March 28, 2024

Are Common Core Standards Actually Data Tags?

Don’t think of them as standards. Think of them as tags.

Think of them as the pedagogical equivalent of people’s names on Facebook, the tags you attach to each and every photo that you upload.

We know from our friends at Knewton what the Grand Design is — a system in which student progress is mapped down to the atomic level. Atomic level (a term that Knewton lervs deeply) means test by test, assignment by assignment, sentence by sentence, item by item. We want to enter every single thing a student does into the Big Data Bank.

But that will only work if we’re all using the same set of tags.

We’ve been saying that CCSS are limited because the standards were written around what can be tested. That’s not exactly correct. The standards have been written around what can be tracked.

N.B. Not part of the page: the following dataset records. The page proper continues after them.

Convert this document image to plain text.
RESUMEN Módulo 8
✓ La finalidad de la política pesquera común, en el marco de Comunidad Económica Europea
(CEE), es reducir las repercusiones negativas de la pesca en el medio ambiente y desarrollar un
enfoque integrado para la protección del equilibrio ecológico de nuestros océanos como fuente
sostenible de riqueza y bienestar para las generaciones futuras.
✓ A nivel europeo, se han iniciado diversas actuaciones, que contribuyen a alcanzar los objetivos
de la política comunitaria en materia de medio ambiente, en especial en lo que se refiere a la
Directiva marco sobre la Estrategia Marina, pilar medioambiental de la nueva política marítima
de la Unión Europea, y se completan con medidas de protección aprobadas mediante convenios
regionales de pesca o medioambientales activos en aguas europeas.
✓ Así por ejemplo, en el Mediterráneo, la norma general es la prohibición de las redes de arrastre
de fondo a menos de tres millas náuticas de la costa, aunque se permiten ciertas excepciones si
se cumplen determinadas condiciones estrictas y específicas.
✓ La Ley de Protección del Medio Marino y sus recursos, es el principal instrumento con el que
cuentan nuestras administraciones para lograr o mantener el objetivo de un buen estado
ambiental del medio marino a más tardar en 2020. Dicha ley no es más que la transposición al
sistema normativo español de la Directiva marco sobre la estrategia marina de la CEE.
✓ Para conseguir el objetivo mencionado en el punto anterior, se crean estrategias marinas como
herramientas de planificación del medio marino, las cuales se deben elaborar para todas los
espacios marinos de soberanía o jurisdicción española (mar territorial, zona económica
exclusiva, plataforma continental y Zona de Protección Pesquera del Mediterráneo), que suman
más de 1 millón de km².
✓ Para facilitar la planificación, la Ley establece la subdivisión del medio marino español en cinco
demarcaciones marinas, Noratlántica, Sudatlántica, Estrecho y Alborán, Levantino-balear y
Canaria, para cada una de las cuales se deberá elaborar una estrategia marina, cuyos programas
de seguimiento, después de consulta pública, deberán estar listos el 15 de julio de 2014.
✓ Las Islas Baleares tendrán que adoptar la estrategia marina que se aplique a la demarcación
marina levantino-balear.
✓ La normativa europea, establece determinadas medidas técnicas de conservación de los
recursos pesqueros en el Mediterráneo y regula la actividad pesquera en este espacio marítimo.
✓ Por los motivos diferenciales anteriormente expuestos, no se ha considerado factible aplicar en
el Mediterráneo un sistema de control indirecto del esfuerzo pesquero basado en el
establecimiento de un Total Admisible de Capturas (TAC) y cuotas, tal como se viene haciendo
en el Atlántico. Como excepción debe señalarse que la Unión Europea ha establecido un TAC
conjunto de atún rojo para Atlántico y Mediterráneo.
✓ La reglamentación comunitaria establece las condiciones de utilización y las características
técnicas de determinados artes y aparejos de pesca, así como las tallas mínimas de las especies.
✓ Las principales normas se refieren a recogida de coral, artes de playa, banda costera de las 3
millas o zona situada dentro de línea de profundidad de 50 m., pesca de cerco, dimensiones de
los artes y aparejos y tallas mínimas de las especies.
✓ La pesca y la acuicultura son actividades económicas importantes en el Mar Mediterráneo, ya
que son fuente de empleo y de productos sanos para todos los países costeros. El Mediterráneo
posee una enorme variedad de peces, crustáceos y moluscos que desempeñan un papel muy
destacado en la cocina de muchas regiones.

The standards aren’t just about defining what should be taught. They’re about cataloging what students have done.

Remember when Facebook introduced emoticons? This was not a public service. Facebook wanted to up its data gathering capabilities by tracking the emotional states of users. If users just defined their own emotions, the data would be too noisy, too hard to crunch. But if the user had to pick from the Facebook standard set of user emotions — then Facebook would have manageable data.

Ditto for CCSS. If we all just taught to our own local standards, the data noise would be too great. The Data Overlords need us all to be standardized, to be using the same set of tags. That is also why no deviation can be allowed. Okay, we’ll let you have 15 percent over and above the standards. The system can probably tolerate that much noise. But under no circumstances can you change the standards — because that would be changing the national student data tagging system, and THAT we can’t tolerate.

This is why the “aligning” process inevitably involves all that marking of standards onto everything we do. It’s not instructional. It’s not even about accountability.

It’s about having us sit and tag every instructional thing we do so that student results can be entered and tracked in the Big Data Bank.

If you are in a state that “dropped” the Core, here’s one simple test — look at your “new” standards and ask just how hard it would be to convert your standards/tags to the CCSS standards/tags. If it’s as simple as switching some numbers and letters, guess what — you haven’t really changed a thing, and your data is still ready to be tagged and bagged.

And that is why CCSS can never, ever be decoupled from anything. Why would Facebook keep a face-tagging system and then forbid users to upload photos?

The test does not exist to prove that we’re following the standards. The standards exist to let us tag the results from the test. And ultimately, not just the test, but everything that’s done in a classroom. Standards-ready material is material that has already been bagged and tagged for data overlord use.

Oddly enough, this understanding of the CCSS system also reveals more reasons why the system sucks.

Facebook’s photo-tagging system is active and robust. Anybody can add tags, and so the system grows because it is useful. On the other hand, their emoticon system, which requires users to feel only the standardized Facebook emotions, is rigid and dying on the vine because it’s not useful, and it can’t adapt.

The CCSS are lousy standards precisely because they are too specific in some areas, too vague in others and completely missing other aspects of teaching entirely. We all know how the aligning works — you take what you already do and find a standard that it more or less fits with and tag it.

Because the pedagogical fantasy delineated by the CCSS does not match the teacher reality in a classroom, the tags are applied in inexact and not-really-true ways. In effect, we’ve been given color tags that only cover one side of the color wheel, but we’ve been told to tag everything, so we end up tagging purple green. When a tagging system doesn’t represent the full range of reality, and it isn’t flexible enough to adapt, you end up with crappy tagging. Look! It’s a purple apple! And that’s the CCSS.

It’s true that in a massive tagging system like this, a big test could be rendered unnecessary — just use all the data that’s pouring in from everywhere else. Two reasons that won’t happen:

1) While our data overlord’s eyes were on the data prize, their need for tagged and connected data opened the door for profiteering, and once that stream is flowing, no Pearsonesque group will stand for interfering with it.

2) High stakes tests are necessary to force cooperation. To get people to fork over this much data, they must be motivated. We’ve seen that evolution in PA, as the folks in charge have realized that nothing less than the highest stakes will get students to stop writing the pledge to the flag on their tests and teachers to stop laughing when they do.

Decoupling? Not going to happen. You can’t have a data system without tagging, and you can’t have a tagging system with nothing to tag. Education and teaching are just collateral damage in all this, and not really the main thing at all.